The following article appeared in “The Indicator” for December 18th , 1886
Use of Beer in Piano and Organ Factories.
The use of the favorite German beverage in factories during business hours we regard as reprehensible on purely selfish and economic grounds. We noticed, during our recent Eastern visit, that in some of the factories it was a common practice for the workmen to send out for pails of foaming lager to refresh themselves in their work. We would make the point that the establishment whose men are allowed thus to drink at odd times cannot produce as good results in workmanship as that whose men keep within the bounds of strict temperance during business hours at least. A beer-muddled brain transfers its qualities to the less cunning instrument it helps to fashion. We believe it would be a wise step to prohibit the use of beer while employees are at work. Though regarded by most of them as harmless, and by many as a necessity—and we are the last to deny the workman any proper right or lawful indulgence—the use of the cheap and possibly not harmful beverage during the hours devoted to labor is a hindrance to work and certainly not helpful to the worker. In this connection we call attention to the statement of Edward F. Cullerton, one of Chicago’s Aldermen, in reference to raising the saloon license:
“If you saw what I see every day you would condemn me to the pillory for not being in earnest. Up in my neighborhood the men work hard all the year round and earn big wages, but their families are none the better for it. Why? At the opening of the alleyway leading to every lumberyard, at the gates of every factory, there is a saloon.
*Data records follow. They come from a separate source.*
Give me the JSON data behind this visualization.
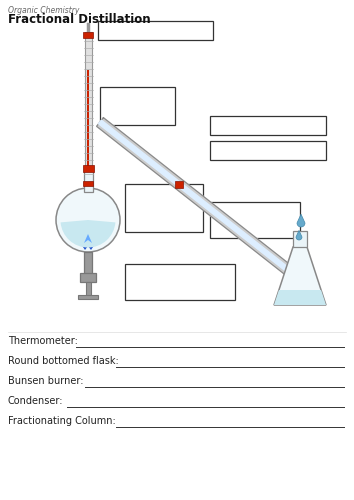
{
  "title": "Fractional Distillation",
  "subtitle": "Organic Chemistry",
  "bg_color": "#ffffff",
  "text_color": "#444444",
  "label_keys": [
    "Thermometer",
    "Round bottomed flask",
    "Bunsen burner",
    "Condenser",
    "Fractionating Column"
  ],
  "box_color": "#ffffff",
  "box_edge": "#333333",
  "flask_liquid_color": "#c8e8f0",
  "conical_liquid_color": "#c8e8f0",
  "flame_dark": "#2255cc",
  "flame_light": "#66aaff",
  "thermo_red": "#cc2200",
  "glass_fc": "#f0f8fb",
  "glass_ec": "#888888",
  "tube_fc": "#cccccc",
  "tube_ec": "#888888",
  "tube_inner": "#ddeeff",
  "grey_dark": "#777777",
  "grey_mid": "#999999",
  "grey_light": "#bbbbbb",
  "drop_fc": "#66aacc",
  "drop_ec": "#4488aa"
}
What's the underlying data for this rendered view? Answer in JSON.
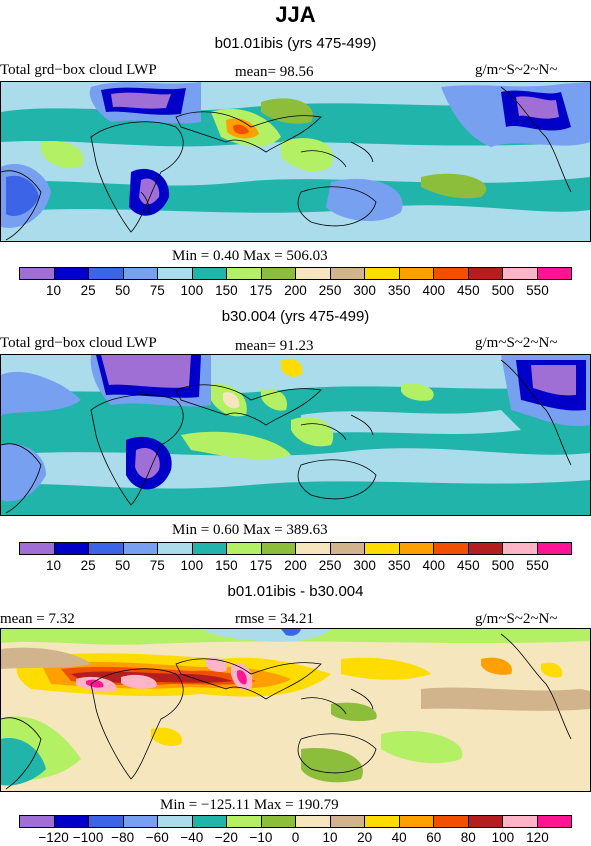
{
  "title": "JJA",
  "panels": [
    {
      "subtitle": "b01.01ibis (yrs 475-499)",
      "left_label": "Total grd−box cloud LWP",
      "center_label": "mean=   98.56",
      "units": "g/m~S~2~N~",
      "minmax": "Min =    0.40  Max = 506.03",
      "colorbar": {
        "colors": [
          "#9f6fd6",
          "#0000c8",
          "#3c64e6",
          "#78a0f0",
          "#aadcec",
          "#20b4aa",
          "#b4f064",
          "#8cbe3c",
          "#f5e6be",
          "#d2b48c",
          "#ffdc00",
          "#ffa000",
          "#f05000",
          "#b41e1e",
          "#ffb4c8",
          "#ff1493"
        ],
        "ticks": [
          "10",
          "25",
          "50",
          "75",
          "100",
          "150",
          "175",
          "200",
          "250",
          "300",
          "350",
          "400",
          "450",
          "500",
          "550"
        ]
      }
    },
    {
      "subtitle": "b30.004 (yrs 475-499)",
      "left_label": "Total grd−box cloud LWP",
      "center_label": "mean=   91.23",
      "units": "g/m~S~2~N~",
      "minmax": "Min =    0.60  Max = 389.63",
      "colorbar": {
        "colors": [
          "#9f6fd6",
          "#0000c8",
          "#3c64e6",
          "#78a0f0",
          "#aadcec",
          "#20b4aa",
          "#b4f064",
          "#8cbe3c",
          "#f5e6be",
          "#d2b48c",
          "#ffdc00",
          "#ffa000",
          "#f05000",
          "#b41e1e",
          "#ffb4c8",
          "#ff1493"
        ],
        "ticks": [
          "10",
          "25",
          "50",
          "75",
          "100",
          "150",
          "175",
          "200",
          "250",
          "300",
          "350",
          "400",
          "450",
          "500",
          "550"
        ]
      }
    },
    {
      "subtitle": "b01.01ibis - b30.004",
      "left_label": "mean =    7.32",
      "center_label": "rmse =   34.21",
      "units": "g/m~S~2~N~",
      "minmax": "Min = −125.11  Max = 190.79",
      "colorbar": {
        "colors": [
          "#9f6fd6",
          "#0000c8",
          "#3c64e6",
          "#78a0f0",
          "#aadcec",
          "#20b4aa",
          "#b4f064",
          "#8cbe3c",
          "#f5e6be",
          "#d2b48c",
          "#ffdc00",
          "#ffa000",
          "#f05000",
          "#b41e1e",
          "#ffb4c8",
          "#ff1493"
        ],
        "ticks": [
          "−120",
          "−100",
          "−80",
          "−60",
          "−40",
          "−20",
          "−10",
          "0",
          "10",
          "20",
          "40",
          "60",
          "80",
          "100",
          "120"
        ]
      }
    }
  ]
}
There is a decoy of the saloonkeeper in every gang of workmen who entices his fellows into the gate and alley saloon at every opportunity—at noon, in the morning before work commences, in the evening when work is over—surely every pay-day. I know men working in those shops up in the Fifth and Sixth Wards who earn from $20 to $35 a week, whose slate at the gate and alley saloons runs up to $10 and $15 per week. Those men have families. They have to live on a pittance per week, less than their husbands and fathers spend in the doggeries.”